Il ne sera pas inutile de raconter comment procédaient les agents des compagnies.

« Il vint à Soissons, dit une lettre citée par Desmoulins, un sieur de Bussy, qui se dit chargé par M. Necker de faire des achats de blé pour l'approvisionnement de votre capitale; il était porteur, assurait-on, d'une commission non signée de ce ministre, et comme notre municipalité était assemblée, il ne put se dispenser de s'y présenter. Lorsque les habitants eurent su l'arrivée de cet accapareur, il fut question de l'accrocher à notre lanterne, et il était réverbérisé sans faute s'il n'eût pris la fuite. Il ne lui fut pas fait une meilleure réception... à Beaulieu..., à Vély... etc. Maintenant, il faut vous dire pourquoi ce sieur de Bussy est si détesté dans nos cantons: c'est que dans le courant des mois de mai et juin derniers (citoyens, s'écrie Desmoulins, l'époque est bien remarquable), il vint également accaparer toujours pour l'approvisionnement de Paris; comme nous aimions déjà beaucoup la bonne ville de Paris, on le laissa accaparer, et si bien accaparer qu'il balaya toutes nos halles, et on fut obligé de manger du seigle. Depuis, nous avons su que ces blés soi-disant achetés pour Paris, en avaient été détournés; que d'abord on les expédiait à Compiègne, de là à Conflans-Saint-Honorine, où ils descendirent dans des bateaux à Rouen. Nous ignorons ce qu'ils sont devenus au delà....... » Ce chevalier de Bussy tenait en société les magasins dits de Beaulieu et de l'Enfant-Jésus. « Les frères Leleu, ajoute Desmoulins, n'exigeront pas sans doute qu'on nomme un plus grand nombre de personnes, pour prouver l'existence de la compagnie de Corbeil. (Comité des recherches. Réplique aux deux mémoires des sieurs Leleu, en présence de M. Necker, par Desmoulins, avocat.)

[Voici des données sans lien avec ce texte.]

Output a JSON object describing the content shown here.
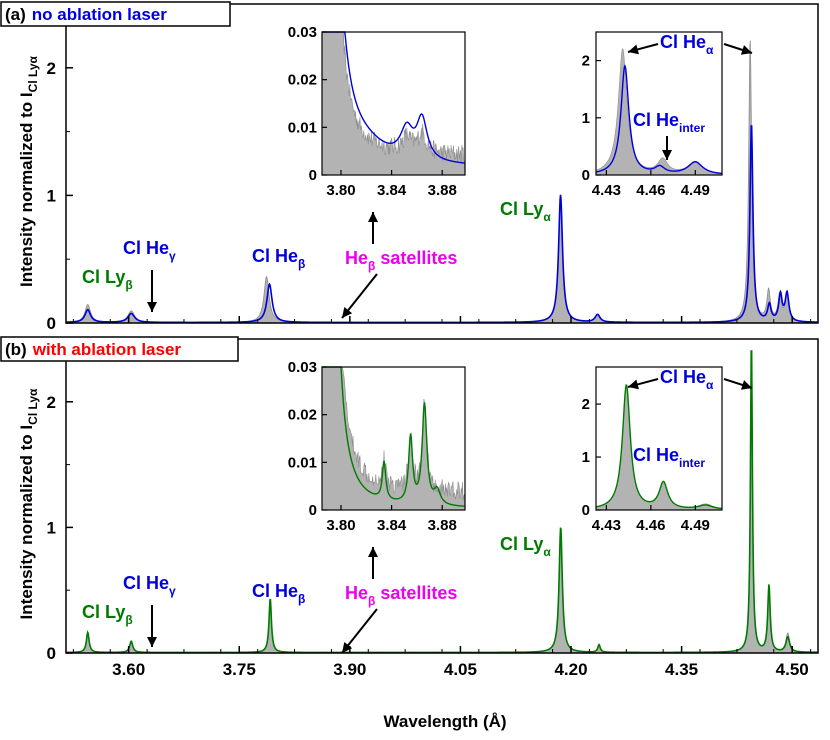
{
  "chart_data": {
    "type": "line",
    "xlabel": "Wavelength (Å)",
    "ylabel_prefix": "Intensity normalized to I",
    "ylabel_sub": "Cl Lyα",
    "xlim": [
      3.515,
      4.535
    ],
    "x_ticks": [
      "3.60",
      "3.75",
      "3.90",
      "4.05",
      "4.20",
      "4.35",
      "4.50"
    ],
    "x_tick_values": [
      3.6,
      3.75,
      3.9,
      4.05,
      4.2,
      4.35,
      4.5
    ],
    "colors": {
      "grey": "#b3b3b3",
      "grey_edge": "#8c8c8c",
      "blue": "#0000dd",
      "green": "#007a00",
      "magenta": "#ee00ee",
      "red": "#ff0000"
    },
    "panels": [
      {
        "id": "a",
        "label_prefix": "(a)",
        "label_text": "no ablation laser",
        "label_color": "#0000dd",
        "line_color": "#0000dd",
        "series_names": [
          "reference spectrum (grey fill)",
          "no ablation laser"
        ],
        "ylim": [
          0,
          2.5
        ],
        "y_ticks": [
          "0",
          "1",
          "2"
        ],
        "y_tick_values": [
          0,
          1,
          2
        ],
        "peaks_fill": [
          {
            "name": "Cl Lyβ",
            "x": 3.5445,
            "h": 0.14,
            "w": 0.0045
          },
          {
            "name": "Cl Heγ",
            "x": 3.6035,
            "h": 0.09,
            "w": 0.0055
          },
          {
            "name": "Cl Heβ",
            "x": 3.787,
            "h": 0.36,
            "w": 0.0042
          },
          {
            "name": "Cl Lyα",
            "x": 4.186,
            "h": 1.0,
            "w": 0.0032
          },
          {
            "name": "sat1",
            "x": 4.236,
            "h": 0.06,
            "w": 0.004
          },
          {
            "name": "Cl Heα",
            "x": 4.443,
            "h": 2.22,
            "w": 0.0024
          },
          {
            "name": "Cl He inter",
            "x": 4.468,
            "h": 0.24,
            "w": 0.0028
          },
          {
            "name": "sat2",
            "x": 4.483,
            "h": 0.2,
            "w": 0.0028
          },
          {
            "name": "sat3",
            "x": 4.493,
            "h": 0.22,
            "w": 0.003
          }
        ],
        "peaks_line": [
          {
            "x": 3.5445,
            "h": 0.1,
            "w": 0.0045
          },
          {
            "x": 3.6035,
            "h": 0.07,
            "w": 0.0055
          },
          {
            "x": 3.791,
            "h": 0.3,
            "w": 0.0042
          },
          {
            "x": 4.1858,
            "h": 1.0,
            "w": 0.0032
          },
          {
            "x": 4.236,
            "h": 0.06,
            "w": 0.004
          },
          {
            "x": 4.4447,
            "h": 1.56,
            "w": 0.0024
          },
          {
            "x": 4.469,
            "h": 0.13,
            "w": 0.0028
          },
          {
            "x": 4.484,
            "h": 0.21,
            "w": 0.0028
          },
          {
            "x": 4.493,
            "h": 0.22,
            "w": 0.003
          }
        ],
        "inset_left": {
          "xlim": [
            3.785,
            3.898
          ],
          "ylim": [
            0,
            0.03
          ],
          "x_ticks": [
            "3.80",
            "3.84",
            "3.88"
          ],
          "x_tick_values": [
            3.8,
            3.84,
            3.88
          ],
          "y_ticks": [
            "0",
            "0.01",
            "0.02",
            "0.03"
          ],
          "y_tick_values": [
            0,
            0.01,
            0.02,
            0.03
          ]
        },
        "inset_right": {
          "xlim": [
            4.423,
            4.508
          ],
          "ylim": [
            0,
            2.5
          ],
          "x_ticks": [
            "4.43",
            "4.46",
            "4.49"
          ],
          "x_tick_values": [
            4.43,
            4.46,
            4.49
          ],
          "y_ticks": [
            "0",
            "1",
            "2"
          ],
          "y_tick_values": [
            0,
            1,
            2
          ]
        }
      },
      {
        "id": "b",
        "label_prefix": "(b)",
        "label_text": "with ablation laser",
        "label_color": "#ff0000",
        "line_color": "#007a00",
        "series_names": [
          "reference spectrum (grey fill)",
          "with ablation laser"
        ],
        "ylim": [
          0,
          2.5
        ],
        "y_ticks": [
          "0",
          "1",
          "2"
        ],
        "y_tick_values": [
          0,
          1,
          2
        ],
        "peaks_fill": [
          {
            "name": "Cl Lyβ",
            "x": 3.5445,
            "h": 0.16,
            "w": 0.0022
          },
          {
            "name": "Cl Heγ",
            "x": 3.6035,
            "h": 0.09,
            "w": 0.0025
          },
          {
            "name": "Cl Heβ",
            "x": 3.792,
            "h": 0.43,
            "w": 0.002
          },
          {
            "name": "Cl Lyα",
            "x": 4.186,
            "h": 1.0,
            "w": 0.0026
          },
          {
            "name": "sat1",
            "x": 4.238,
            "h": 0.06,
            "w": 0.002
          },
          {
            "name": "Cl Heα",
            "x": 4.4447,
            "h": 2.48,
            "w": 0.0016
          },
          {
            "name": "Cl He inter",
            "x": 4.4685,
            "h": 0.53,
            "w": 0.002
          },
          {
            "name": "sat3",
            "x": 4.494,
            "h": 0.15,
            "w": 0.003
          }
        ],
        "peaks_line": [
          {
            "x": 3.5445,
            "h": 0.16,
            "w": 0.0022
          },
          {
            "x": 3.6035,
            "h": 0.09,
            "w": 0.0025
          },
          {
            "x": 3.792,
            "h": 0.43,
            "w": 0.002
          },
          {
            "x": 4.186,
            "h": 1.0,
            "w": 0.0026
          },
          {
            "x": 4.238,
            "h": 0.06,
            "w": 0.002
          },
          {
            "x": 4.4447,
            "h": 2.48,
            "w": 0.0016
          },
          {
            "x": 4.4685,
            "h": 0.53,
            "w": 0.002
          },
          {
            "x": 4.494,
            "h": 0.12,
            "w": 0.003
          }
        ],
        "inset_left": {
          "xlim": [
            3.785,
            3.898
          ],
          "ylim": [
            0,
            0.03
          ],
          "x_ticks": [
            "3.80",
            "3.84",
            "3.88"
          ],
          "x_tick_values": [
            3.8,
            3.84,
            3.88
          ],
          "y_ticks": [
            "0",
            "0.01",
            "0.02",
            "0.03"
          ],
          "y_tick_values": [
            0,
            0.01,
            0.02,
            0.03
          ]
        },
        "inset_right": {
          "xlim": [
            4.423,
            4.508
          ],
          "ylim": [
            0,
            2.7
          ],
          "x_ticks": [
            "4.43",
            "4.46",
            "4.49"
          ],
          "x_tick_values": [
            4.43,
            4.46,
            4.49
          ],
          "y_ticks": [
            "0",
            "1",
            "2"
          ],
          "y_tick_values": [
            0,
            1,
            2
          ]
        }
      }
    ],
    "annotations": {
      "ly_beta": {
        "main": "Cl Ly",
        "sub": "β"
      },
      "he_gamma": {
        "main": "Cl He",
        "sub": "γ"
      },
      "he_beta": {
        "main": "Cl He",
        "sub": "β"
      },
      "satellites": {
        "main": "He",
        "sub": "β",
        "tail": " satellites"
      },
      "ly_alpha": {
        "main": "Cl Ly",
        "sub": "α"
      },
      "he_alpha": {
        "main": "Cl He",
        "sub": "α"
      },
      "he_inter": {
        "main": "Cl He",
        "sub": "inter"
      }
    }
  }
}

Les hommes faits aux pratiques de l'industrie usuraire partaient de ces faits, et d'un grand nombre d'autres que l'espace ne nous permet pas de citer, pour porter leurs accusations jusque sur les hommes placés le plus haut dans l'administration. C'était ainsi, disait-on, que se formait l'approvisionnement de grains que l'on disait venir d'Amérique et que l'on achetait à un prix exagéré. Le comité de subsistances de Paris n'était pas même entièrement à l'abri des soupçons. On n'avait pas une égale confiance dans tous

ses membres, et l'on se défiait de la plupart de ses agents habituels. Nous savons en effet aujourd'hui que beaucoup de ceux qui se sont mêlés du trafic des subsistances ont à cette époque, suivant l'expression vulgaire, commencé ou fait leur fortune. Si nous citions les noms qui nous passent sous les yeux, si nous faisions un libelle, nos lecteurs ne conserveraient pas le moindre doute sur ce fait. Il serait à désirer qu'un économiste fìt, dans l'intérêt des gouvernants comme des gouvernés, un travail spécial sur la grande expérience de cette année 1789.

Comment n'aurait-on pas porté des regards de défiance jusque sur les administrateurs des subsistances à Paris, lorsque l'on voit dans les mémoires de Bailly que, croyant prudent d'assurer un secours, il proposa au comité de l'autoriser à faire un achat considérable, c'est-à-dire, de cent mille setiers à Hambourg? L'intermédiaire devait être un banquier. L'autorisation fut en effet donnée et signée de tous les membres, « parce que, dit Bailly, il s'agissait d'une affaire de cinq millions, sur laquelle il y avait à perdre deux millions, et que nous ne jugions pas à propos d'en parler à l'assemblée.

« Pour faire voir, dit-il (22 septembre), combien on abusait de notre nom, je rapporterai un fait Il y avait un sieur Gallet, un brouillon que l'on employait parce qu'on le craignait; on cherchait tout doucement à s'en défaire. Il vint nous proposer du grain à 24 livres dans le temps qu'il en valait 33. Nous refusâmes; nous lui donnâmes seulement une déclaration constatant qu'il achetait pour l'approvisionnement de Paris, mais à son compte. Que fit-il? il usa de ce titre pour acheter et revendre à d'autres qu'aux boulangers de Paris, et on nous assura qu'il avait forcé de lui donner à 24 livres le blé qu'il revendait 30. On voit à quels soupçons il pouvait nous exposer. » Ce brouillon fut arrêté, puis remis peu de temps après en liberté sans être jugé. C'est après cet aveu, qui termine notre citation, que Bailly raconte qu'on arrêta une brochure des boulangers de Paris, qui attaquait le comité des subsistances, et qu'on mit l'auteur en prison.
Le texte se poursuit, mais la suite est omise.